By Keba, South Africa

A session that was supposed to be about experiences of hate crimes, and remembering people we have lost at the hand of homophobia ended up into something else. The session started so well, we had panelists who did presentations and expressions from different organisations, but same people that we always see in these meetings and panels. I loved what Chan from Zambia, if not mistaken said, who he identifies as a transmen. He feels that there is no unity within the feminist movement. A lot of people identified with her.

Two Palistinine women expressed their views on what they think about homosexuality in which a lot of people felt uncomfortable hearing such expressions and called them homophobic, especially in AWID. Isn't that interesting? But what we need to realise is that, they have their own different background, and to quickly judge and crush is really not a strategic move, especially when we are in one struggle for change.

Like I said, what was suppose to be a session about hate crimes and experiences ended up into an emotional session where people expressed their anger and hurt by organisations. These are some of the quote: "We attend matches, risk our lives on TV and papers for change, we write about our sad stories on books during the 16 days of activism, we attend the same meetings that are facilitated by the same people, the terminologies are beyond our understanding, and there is never a follow up. Follow up, is it important?"

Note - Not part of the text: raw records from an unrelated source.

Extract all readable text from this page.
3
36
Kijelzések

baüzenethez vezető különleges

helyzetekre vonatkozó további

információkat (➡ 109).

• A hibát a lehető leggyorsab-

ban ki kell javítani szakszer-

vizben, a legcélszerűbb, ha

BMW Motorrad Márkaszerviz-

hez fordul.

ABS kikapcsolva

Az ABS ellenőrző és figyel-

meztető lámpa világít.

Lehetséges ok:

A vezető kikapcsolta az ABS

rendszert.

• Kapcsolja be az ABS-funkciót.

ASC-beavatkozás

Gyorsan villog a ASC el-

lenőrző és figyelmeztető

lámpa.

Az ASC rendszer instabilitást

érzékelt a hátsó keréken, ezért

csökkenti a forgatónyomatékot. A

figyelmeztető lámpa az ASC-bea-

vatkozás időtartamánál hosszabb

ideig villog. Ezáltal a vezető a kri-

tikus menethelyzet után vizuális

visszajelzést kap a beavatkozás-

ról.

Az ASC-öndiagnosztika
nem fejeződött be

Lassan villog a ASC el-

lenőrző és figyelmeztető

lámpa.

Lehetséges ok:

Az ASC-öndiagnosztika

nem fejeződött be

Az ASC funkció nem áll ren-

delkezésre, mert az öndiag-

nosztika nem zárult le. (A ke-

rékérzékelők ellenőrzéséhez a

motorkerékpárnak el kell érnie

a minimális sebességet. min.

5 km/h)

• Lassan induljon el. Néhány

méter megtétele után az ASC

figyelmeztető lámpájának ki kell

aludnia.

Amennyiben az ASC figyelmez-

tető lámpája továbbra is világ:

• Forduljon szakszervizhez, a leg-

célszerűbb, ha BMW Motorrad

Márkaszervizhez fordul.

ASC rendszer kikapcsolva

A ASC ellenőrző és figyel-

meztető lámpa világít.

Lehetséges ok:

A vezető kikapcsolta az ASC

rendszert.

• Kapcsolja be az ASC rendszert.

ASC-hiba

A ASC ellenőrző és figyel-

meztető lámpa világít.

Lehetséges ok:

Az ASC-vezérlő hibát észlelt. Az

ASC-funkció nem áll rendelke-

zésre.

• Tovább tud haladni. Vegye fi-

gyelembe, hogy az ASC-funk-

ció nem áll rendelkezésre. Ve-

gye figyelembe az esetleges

After our brave efforts on TV and papers, we are never called the next day just to check how we travelled home and if we are safe or not. The same people in the townships that victims us sexually maybe, pose threats, we speak about these issues to the same orgs that we make efforts for in solidarity but there has never been a change to protect us. No empowerment for those who need it, those who risk their lives to advocate for change, but we are in solidarity.

Some felt the need to go corporate because the movement is not inclusive of other marginalised people, doesn't recognise the need to empower when necessary. In South Africa, black lesbians have taken a brave stand to speak out as an effort to change and be part of but it is not in reality, it is an ambition I say. We have never seen a young, black lesbian in any of these panels, representing other young voices in our language unlike the number you see in the street, outside the courts.

A lot of people, particularly black lesbian feels that they are important during the 16 days of activism and matches but never in these spaces.

Others felt that they are not feminst and in fact the movement on its own is divided. There is no unity.

As a young, black feminist with a lesbian identity, I share the same sentiment with those who expressed how they felt. It is painful, it is tiring. Some even gate crashed the meeting just to be in the space and express these issues.

Are we really in solidarity? Is empowerment important and for who? We are represented, wow, great effort but is it how we would want our voices to be painted?